When the rock is being placed it needs to have moisture in it. Optimum moisture for our pits is between 8-11%, when its this wet it will almost look like concrete, the fines will bind to the larger rock and when it is rolled and hard it will have a very shiny finish and possibly some standing moisture on top, this is fine since once it dries it will be hard. I would consider contacting a local material lab in your area and having them come take a test or two if you are skeptical of the practices of the contractor doing the work. Our area the labs charge 150-200 to come out and pop a couple of holes, and if the material is coming from a known supplier they will have a proctor specific to the material they are testing.

Not knowing the size of your building I'll use the one I will be starting soon as an example.
40x60 with an average 1.51 ft fill

2400x.51/27=45 Cy x 1.9 = 86 tons at $5.00 a ton = $431
2400x.83/27= 73 Cy x 1.9 = 140 tons at 7.70 a ton = $1079
2400x.17/27= 17 Cy x 1.9 = 32 tons at 7.70 a ton = $248

Roll of fabric $300.00

2 operators $27/hr for 20 hours = $1080
small grader $55/hr for 20 hours = $1100
small roller $35/hr for 10 hours = $350

258 tons of material @ 25 ton per load = 10 loads
10 loads at 30 min a round, 5 hrs of truck time @ $85/ hr = $425
Miscellaneous/mobe $500

I'd bid it at $5513 plus tax.

Another note about compaction.

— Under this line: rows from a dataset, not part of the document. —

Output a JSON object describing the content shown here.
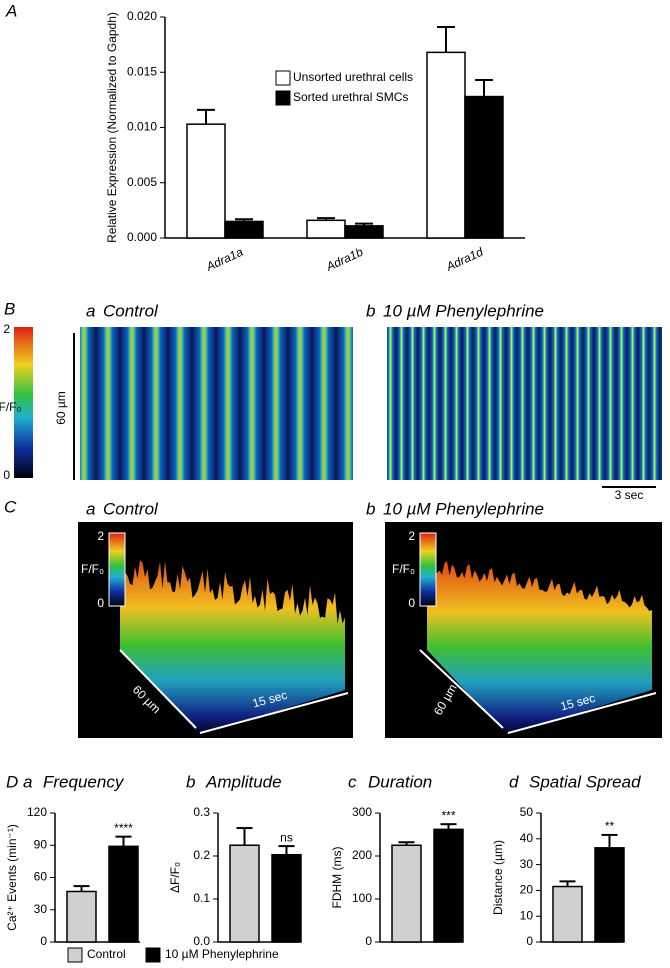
{
  "chart_data": [
    {
      "type": "grouped_bar",
      "panel": "A",
      "ylabel": "Relative Expression (Normalized to Gapdh)",
      "categories": [
        "Adra1a",
        "Adra1b",
        "Adra1d"
      ],
      "series": [
        {
          "name": "Unsorted urethral cells",
          "color": "#ffffff",
          "values": [
            0.0103,
            0.0016,
            0.0168
          ],
          "errors": [
            0.0013,
            0.0002,
            0.0023
          ]
        },
        {
          "name": "Sorted urethral SMCs",
          "color": "#000000",
          "values": [
            0.0015,
            0.0011,
            0.0128
          ],
          "errors": [
            0.0002,
            0.0002,
            0.0015
          ]
        }
      ],
      "ylim": [
        0,
        0.02
      ],
      "yticks": [
        {
          "value": 0,
          "label": "0.000"
        },
        {
          "value": 0.005,
          "label": "0.005"
        },
        {
          "value": 0.01,
          "label": "0.010"
        },
        {
          "value": 0.015,
          "label": "0.015"
        },
        {
          "value": 0.02,
          "label": "0.020"
        }
      ],
      "legend": "upper-center"
    },
    {
      "type": "bar",
      "panel": "D",
      "sublabel": "a",
      "title": "Frequency",
      "ylabel": "Ca²⁺ Events (min⁻¹)",
      "values": [
        47,
        89
      ],
      "errors": [
        5,
        9
      ],
      "annotation": "****",
      "ylim": [
        0,
        120
      ],
      "yticks": [
        0,
        30,
        60,
        90,
        120
      ]
    },
    {
      "type": "bar",
      "sublabel": "b",
      "title": "Amplitude",
      "ylabel": "ΔF/F₀",
      "values": [
        0.225,
        0.203
      ],
      "errors": [
        0.04,
        0.02
      ],
      "annotation": "ns",
      "ylim": [
        0,
        0.3
      ],
      "yticks": [
        {
          "value": 0,
          "label": "0.0"
        },
        0.1,
        0.2,
        0.3
      ]
    },
    {
      "type": "bar",
      "sublabel": "c",
      "title": "Duration",
      "ylabel": "FDHM (ms)",
      "values": [
        225,
        262
      ],
      "errors": [
        7,
        12
      ],
      "annotation": "***",
      "ylim": [
        0,
        300
      ],
      "yticks": [
        0,
        100,
        200,
        300
      ]
    },
    {
      "type": "bar",
      "sublabel": "d",
      "title": "Spatial Spread",
      "ylabel": "Distance (µm)",
      "values": [
        21.5,
        36.5
      ],
      "errors": [
        2,
        5
      ],
      "annotation": "**",
      "ylim": [
        0,
        50
      ],
      "yticks": [
        0,
        10,
        20,
        30,
        40,
        50
      ]
    }
  ],
  "panel_d_legend": [
    {
      "name": "Control",
      "color": "#d0d0d0"
    },
    {
      "name": "10 µM Phenylephrine",
      "color": "#000000"
    }
  ],
  "panels": {
    "B": {
      "letter": "B",
      "a_letter": "a",
      "a_title": "Control",
      "b_letter": "b",
      "b_title": "10 µM Phenylephrine",
      "colorbar_max": "2",
      "colorbar_min": "0",
      "colorbar_label": "F/F₀",
      "scale_y": "60 µm",
      "scale_x": "3 sec"
    },
    "C": {
      "letter": "C",
      "a_letter": "a",
      "a_title": "Control",
      "b_letter": "b",
      "b_title": "10 µM Phenylephrine",
      "colorbar_max": "2",
      "colorbar_min": "0",
      "colorbar_label": "F/F₀",
      "scale_y": "60 µm",
      "scale_x": "15 sec"
    }
  }
}
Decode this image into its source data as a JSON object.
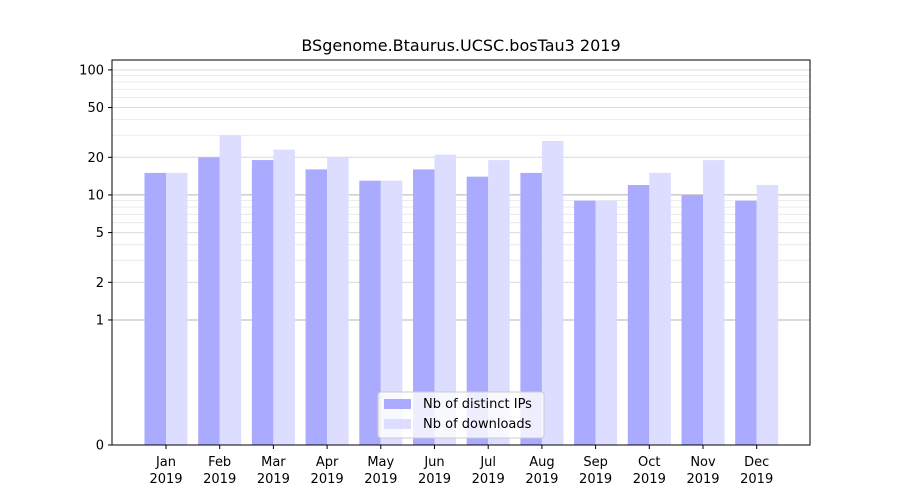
{
  "chart_data": {
    "type": "bar",
    "title": "BSgenome.Btaurus.UCSC.bosTau3 2019",
    "xlabel": "",
    "ylabel": "",
    "y_scale": "symlog",
    "y_ticks": [
      0,
      1,
      2,
      5,
      10,
      20,
      50,
      100
    ],
    "ylim": [
      0,
      120
    ],
    "grid": true,
    "legend_position": "bottom-center",
    "categories": [
      {
        "month": "Jan",
        "year": "2019"
      },
      {
        "month": "Feb",
        "year": "2019"
      },
      {
        "month": "Mar",
        "year": "2019"
      },
      {
        "month": "Apr",
        "year": "2019"
      },
      {
        "month": "May",
        "year": "2019"
      },
      {
        "month": "Jun",
        "year": "2019"
      },
      {
        "month": "Jul",
        "year": "2019"
      },
      {
        "month": "Aug",
        "year": "2019"
      },
      {
        "month": "Sep",
        "year": "2019"
      },
      {
        "month": "Oct",
        "year": "2019"
      },
      {
        "month": "Nov",
        "year": "2019"
      },
      {
        "month": "Dec",
        "year": "2019"
      }
    ],
    "series": [
      {
        "name": "Nb of distinct IPs",
        "color": "#aaaaff",
        "values": [
          15,
          20,
          19,
          16,
          13,
          16,
          14,
          15,
          9,
          12,
          10,
          9
        ]
      },
      {
        "name": "Nb of downloads",
        "color": "#ddddff",
        "values": [
          15,
          30,
          23,
          20,
          13,
          21,
          19,
          27,
          9,
          15,
          19,
          12
        ]
      }
    ]
  }
}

All material can be compact. The difference is in the materials maximum density. Course rock or rock with no fines, pea gravel, 3/8 clean, sand, 1 inch drain rock typically achieve maximum density simply being placed in a confined area. I have fixed many soft spots in roads simply with a separation fabric and 1 inch drain rock, the same for infiltration pits around dry wells and infiltration pipes. This only works when its placed in a confined area. Loose they never achieve any compaction.